SQL or Redis connection timeout

  • Review NSG rules and user-defined routes on integration subnet.
  • Confirm private endpoint status is Approved.
  • Confirm backend firewall allows private endpoint traffic.

Hostname resolves to public IP

  • Check private DNS zone links to the integration VNet.
  • Verify no custom DNS server is overriding private zone resolution.

Managed identity auth failure

  • Verify system-assigned identity is enabled on the web app.
  • Confirm SQL permissions for managed identity principal and Key Vault access policy or RBAC.

Run It in the Portal

Portal view: Networking blade (app-side precondition for backend private endpoints)

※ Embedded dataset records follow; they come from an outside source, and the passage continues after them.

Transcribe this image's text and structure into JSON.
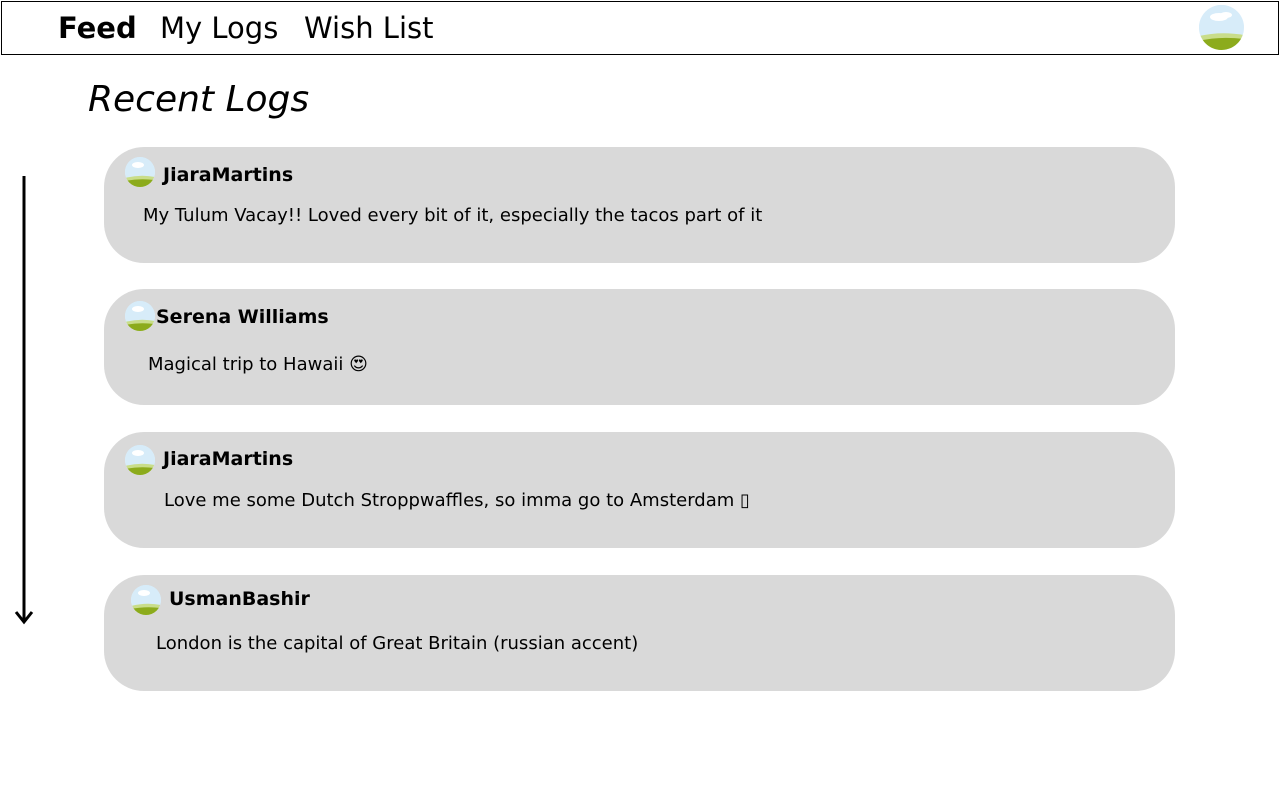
{
  "nav": {
    "feed": "Feed",
    "my_logs": "My Logs",
    "wish_list": "Wish List"
  },
  "section": {
    "title": "Recent Logs"
  },
  "posts": [
    {
      "username": "JiaraMartins",
      "text": "My Tulum Vacay!! Loved every bit of it, especially the tacos part of it"
    },
    {
      "username": "Serena Williams",
      "text": "Magical trip to Hawaii 😍"
    },
    {
      "username": "JiaraMartins",
      "text": "Love me some Dutch Stroppwaffles, so imma go to Amsterdam ▯"
    },
    {
      "username": "UsmanBashir",
      "text": "London is the capital of Great Britain (russian accent)"
    }
  ],
  "icons": {
    "profile": "profile-avatar-icon",
    "scroll": "down-arrow-icon"
  }
}
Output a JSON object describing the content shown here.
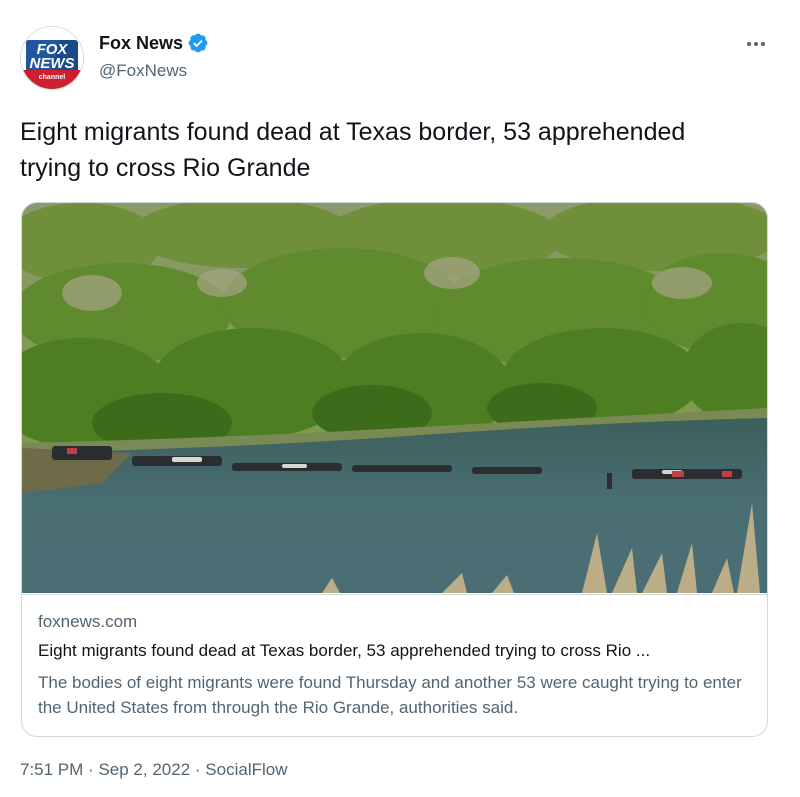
{
  "author": {
    "display_name": "Fox News",
    "handle": "@FoxNews",
    "verified": true,
    "logo": {
      "line1": "FOX",
      "line2": "NEWS",
      "line3": "channel"
    }
  },
  "tweet": {
    "text": "Eight migrants found dead at Texas border, 53 apprehended trying to cross Rio Grande"
  },
  "card": {
    "domain": "foxnews.com",
    "title": "Eight migrants found dead at Texas border, 53 apprehended trying to cross Rio ...",
    "description": "The bodies of eight migrants were found Thursday and another 53 were caught trying to enter the United States from through the Rio Grande, authorities said."
  },
  "meta": {
    "time": "7:51 PM",
    "separator": "·",
    "date": "Sep 2, 2022",
    "source": "SocialFlow"
  },
  "icons": {
    "verified": "verified-badge-icon",
    "more": "more-options-icon"
  },
  "colors": {
    "verified_blue": "#1d9bf0",
    "secondary_text": "#536471",
    "primary_text": "#0f1419",
    "border": "#cfd9de",
    "logo_blue": "#1a4a8a",
    "logo_red": "#cc1f2f"
  }
}
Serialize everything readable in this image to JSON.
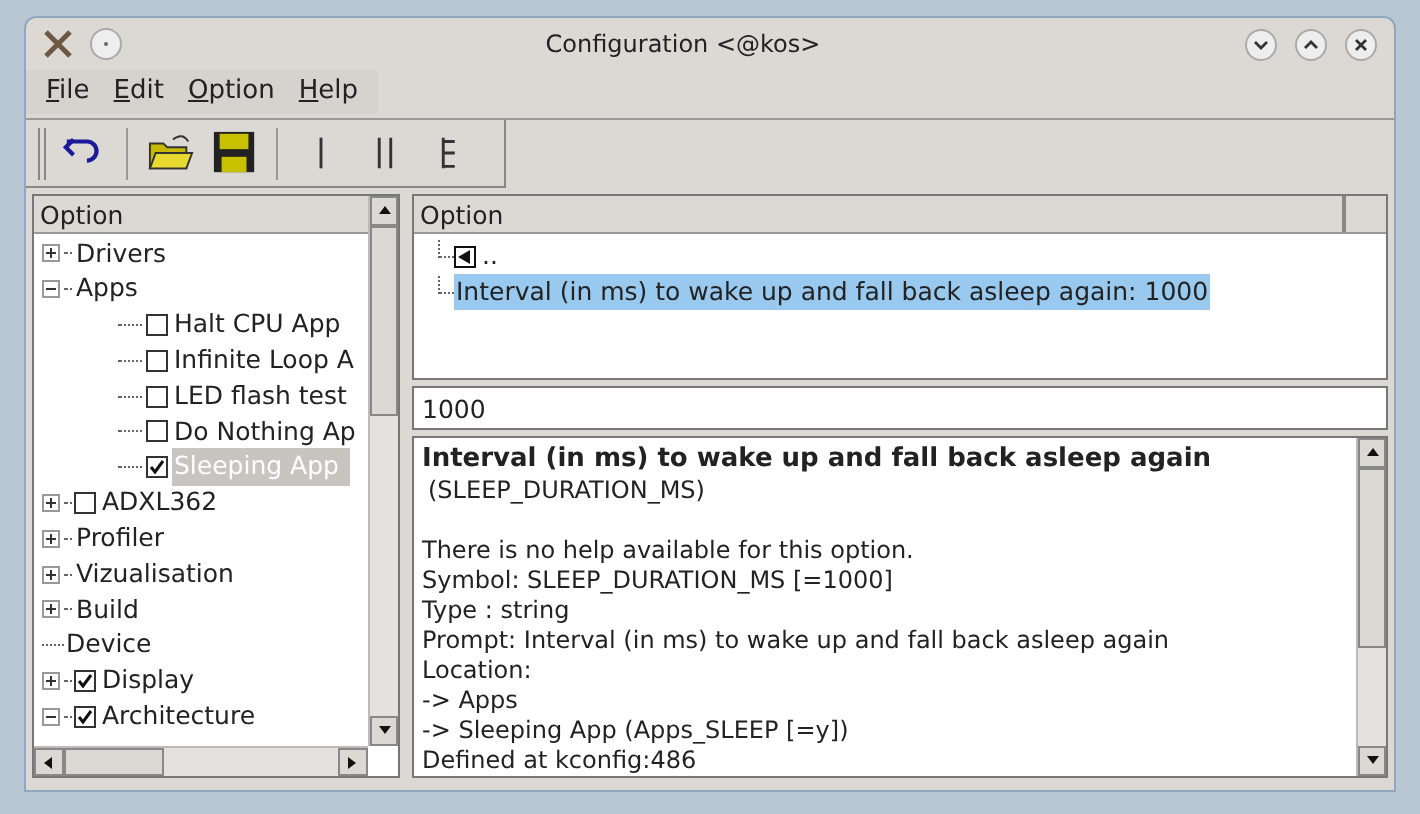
{
  "window": {
    "title": "Configuration <@kos>"
  },
  "menu": [
    {
      "label": "File"
    },
    {
      "label": "Edit"
    },
    {
      "label": "Option"
    },
    {
      "label": "Help"
    }
  ],
  "toolbar": [
    {
      "kind": "back"
    },
    {
      "kind": "sep"
    },
    {
      "kind": "open"
    },
    {
      "kind": "save"
    },
    {
      "kind": "sep"
    },
    {
      "kind": "single"
    },
    {
      "kind": "split"
    },
    {
      "kind": "full"
    }
  ],
  "left_tree": {
    "column": "Option",
    "items": [
      {
        "label": "Drivers",
        "kind": "menu",
        "expanded": false,
        "selected": false
      },
      {
        "label": "Apps",
        "kind": "menu",
        "expanded": true,
        "selected": false,
        "children": [
          {
            "label": "Halt CPU App",
            "kind": "bool",
            "checked": false,
            "selected": false
          },
          {
            "label": "Infinite Loop A",
            "kind": "bool",
            "checked": false,
            "selected": false
          },
          {
            "label": "LED flash test",
            "kind": "bool",
            "checked": false,
            "selected": false
          },
          {
            "label": "Do Nothing Ap",
            "kind": "bool",
            "checked": false,
            "selected": false
          },
          {
            "label": "Sleeping App",
            "kind": "bool",
            "checked": true,
            "selected": true
          }
        ]
      },
      {
        "label": "ADXL362",
        "kind": "boolmenu",
        "expanded": false,
        "checked": false,
        "selected": false
      },
      {
        "label": "Profiler",
        "kind": "menu",
        "expanded": false,
        "selected": false
      },
      {
        "label": "Vizualisation",
        "kind": "menu",
        "expanded": false,
        "selected": false
      },
      {
        "label": "Build",
        "kind": "menu",
        "expanded": false,
        "selected": false
      },
      {
        "label": "Device",
        "kind": "comment",
        "selected": false
      },
      {
        "label": "Display",
        "kind": "boolmenu",
        "expanded": false,
        "checked": true,
        "selected": false
      },
      {
        "label": "Architecture",
        "kind": "boolmenu",
        "expanded": true,
        "checked": true,
        "selected": false
      }
    ]
  },
  "right_list": {
    "column": "Option",
    "items": [
      {
        "label": "..",
        "kind": "back",
        "selected": false
      },
      {
        "label": "Interval (in ms) to wake up and fall back asleep again: 1000",
        "kind": "string",
        "selected": true
      }
    ]
  },
  "value_field": {
    "value": "1000"
  },
  "info": {
    "title": "Interval (in ms) to wake up and fall back asleep again",
    "symbol": "(SLEEP_DURATION_MS)",
    "lines": [
      "There is no help available for this option.",
      "Symbol: SLEEP_DURATION_MS [=1000]",
      "Type : string",
      "Prompt: Interval (in ms) to wake up and fall back asleep again",
      "Location:",
      "-> Apps",
      "-> Sleeping App (Apps_SLEEP [=y])",
      "Defined at kconfig:486"
    ]
  }
}
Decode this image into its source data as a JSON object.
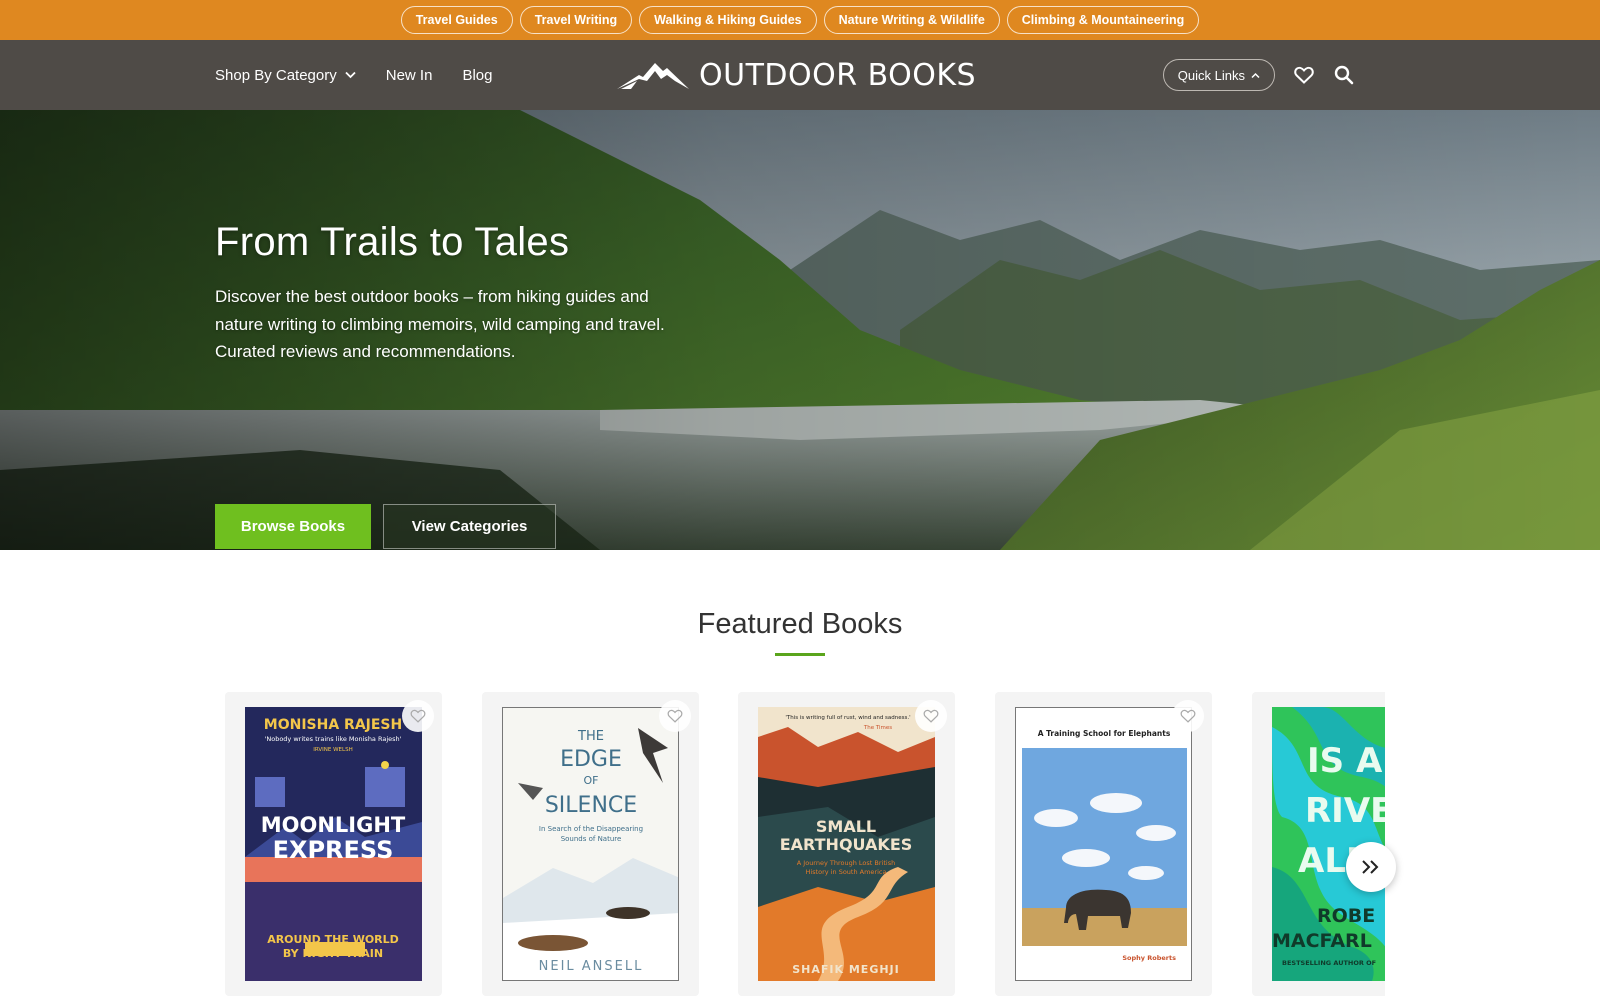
{
  "topbar": {
    "chips": [
      "Travel Guides",
      "Travel Writing",
      "Walking & Hiking Guides",
      "Nature Writing & Wildlife",
      "Climbing & Mountaineering"
    ]
  },
  "nav": {
    "shop_by_category": "Shop By Category",
    "new_in": "New In",
    "blog": "Blog",
    "logo": "OUTDOOR BOOKS",
    "quick_links": "Quick Links"
  },
  "hero": {
    "title": "From Trails to Tales",
    "description": "Discover the best outdoor books – from hiking guides and nature writing to climbing memoirs, wild camping and travel. Curated reviews and recommendations.",
    "browse_button": "Browse Books",
    "categories_button": "View Categories"
  },
  "featured": {
    "title": "Featured Books",
    "books": [
      {
        "author": "MONISHA RAJESH",
        "quote": "'Nobody writes trains like Monisha Rajesh'",
        "quote_source": "IRVINE WELSH",
        "title_line1": "MOONLIGHT",
        "title_line2": "EXPRESS",
        "subtitle_line1": "AROUND THE WORLD",
        "subtitle_line2": "BY NIGHT TRAIN"
      },
      {
        "title_line1": "THE",
        "title_line2": "EDGE",
        "title_line3": "OF",
        "title_line4": "SILENCE",
        "subtitle_line1": "In Search of the Disappearing",
        "subtitle_line2": "Sounds of Nature",
        "author": "NEIL ANSELL"
      },
      {
        "quote": "'This is writing full of rust, wind and sadness.'",
        "quote_source": "The Times",
        "title_line1": "SMALL",
        "title_line2": "EARTHQUAKES",
        "subtitle_line1": "A Journey Through Lost British",
        "subtitle_line2": "History in South America",
        "author": "SHAFIK MEGHJI"
      },
      {
        "title": "A Training School for Elephants",
        "author": "Sophy Roberts"
      },
      {
        "title_line1": "IS A",
        "title_line2": "RIVE",
        "title_line3": "ALI",
        "author_line1": "ROBE",
        "author_line2": "MACFARL",
        "tagline": "BESTSELLING AUTHOR OF"
      }
    ]
  },
  "colors": {
    "topbar": "#df8820",
    "navbar": "#4f4b47",
    "primary_button": "#6fbf1f",
    "accent_underline": "#5aa51c"
  }
}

Networking blade for the Web App with a minimal command bar offering Refresh, Troubleshoot, and Send us your feedback. An info banner reads "Check your network configuration. Select any of the features listed below to change your network setup. Learn more". The blade is split into Inbound traffic configuration and Outbound traffic configuration columns. Inbound shows Public network access "Enabled with no access restrictions (Using default behavior)" as a link, App assigned address "Not configured", Private endpoints "0 private endpoints", Inbound IPv4 addresses "20.200.197.3", and Inbound IPv6 addresses "2603:1040:f05:3::208". An Optional inbound services subsection lists Azure Front Door with a "View details" link. Outbound shows Virtual network integration "Not configured", Hybrid connections "Not configured", Outbound DNS "Default (Azure-provided)", Outbound IPv4 addresses (a long comma-separated list of roughly 30 addresses across the 20.214.x.x and 20.249.x.x ranges), and Outbound IPv6 addresses (a similarly long comma-separated list of IPv6 prefixes). An Integration subnet configuration section at the bottom shows NAT gateway "N/A". The left navigation has Networking highlighted under the Favorites group, with the Settings group expanded below it.

This web-app Networking blade is a supporting before-state for the recipe rather than the place where the SQL, Redis, and Key Vault private endpoints themselves are listed. The visible Virtual network integration: Not configured row is the app-side prerequisite the recipe changes before private DNS for those backend services can work, while Private endpoints: 0 private endpoints also makes clear the screenshot is not showing downstream private endpoints attached to other resources. Use this capture as the pre-integration checkpoint before running the recipe's VNet and backend private-endpoint steps.